Peringatan Kematian di Madura, Perlukah ?

Advertisement

Ads

Peringatan Kematian di Madura, Perlukah ?

Unzilatur Rahmah
Rabu, 07 Januari 2015

Salah satu tradisi Madura yang cukup menarik untuk dibahas adalah tradisi peringatan kematian. Merupakan salah satu tradisi dalam rangka mengingat seseorang yang sudah meninggal. Dilakukan setiap hari ke -7, hari ke-40, hari ke-100, setelah 1 tahun, dan hari ke-1000. Peringatan kematian biasanya dilakukan oleh keluarga si almarhum.

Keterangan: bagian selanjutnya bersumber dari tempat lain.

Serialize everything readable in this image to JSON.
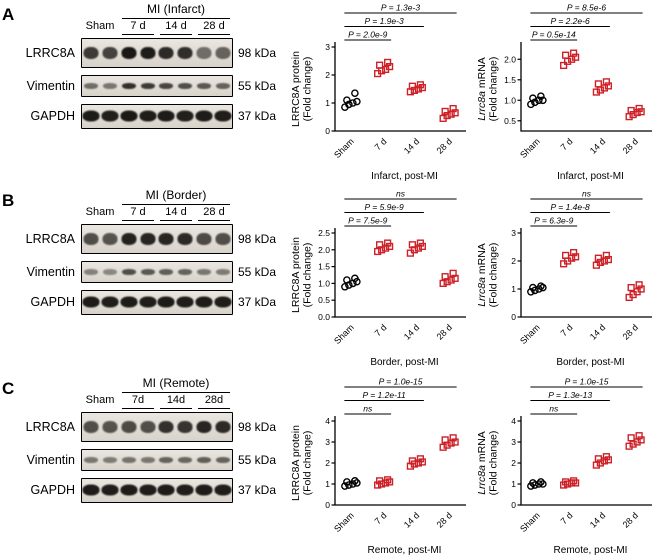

Pihak keluarga mengundang masyarakat dan tokoh masyarakat sekitar untuk melaksanakan tahlilan bersama. Sebelum tahlilan dimulai, hadirin dan para undangan membaca Al-Fatihah kepada Rasulullah dan khusus almarhum yang dipimpin oleh tokoh agama setempat. Usai tahlilan, undangan disajikan hidangan oleh pihak keluarga yang mengundang. Selain hidangan yang dimakan di tempat, biasanya juga mendapat bingkisan makanan dari keluarga yang disebut ‘bherkat’.

Peringatan kematian sebetulnya tidak ada dalam Al-Qur’an mau pun hadist. Yang ada hanya anjuran untuk mendo’akan orang yang telah meninggal. Terlebih do’a anak untuk orang tuanya yang sudah meninggal. Peringatan kematian memang terkesan ceremonial belaka. Karena kalau hanya ingin mendo’akan almarhum, tidak perlu mengajak orang sekampung.

Namun jika dilihat dari sudut pandang sosial, peringatan kematian bisa menjadi salah satu cara untuk bersedekah makanan kepada tetangga. Selain itu, juga bisa mempertemukan anggota keluarga besar yang lama tidak bersilaturrahmi. Karena selain mengundang tetangga, juga mengundang anggota keluarga besar.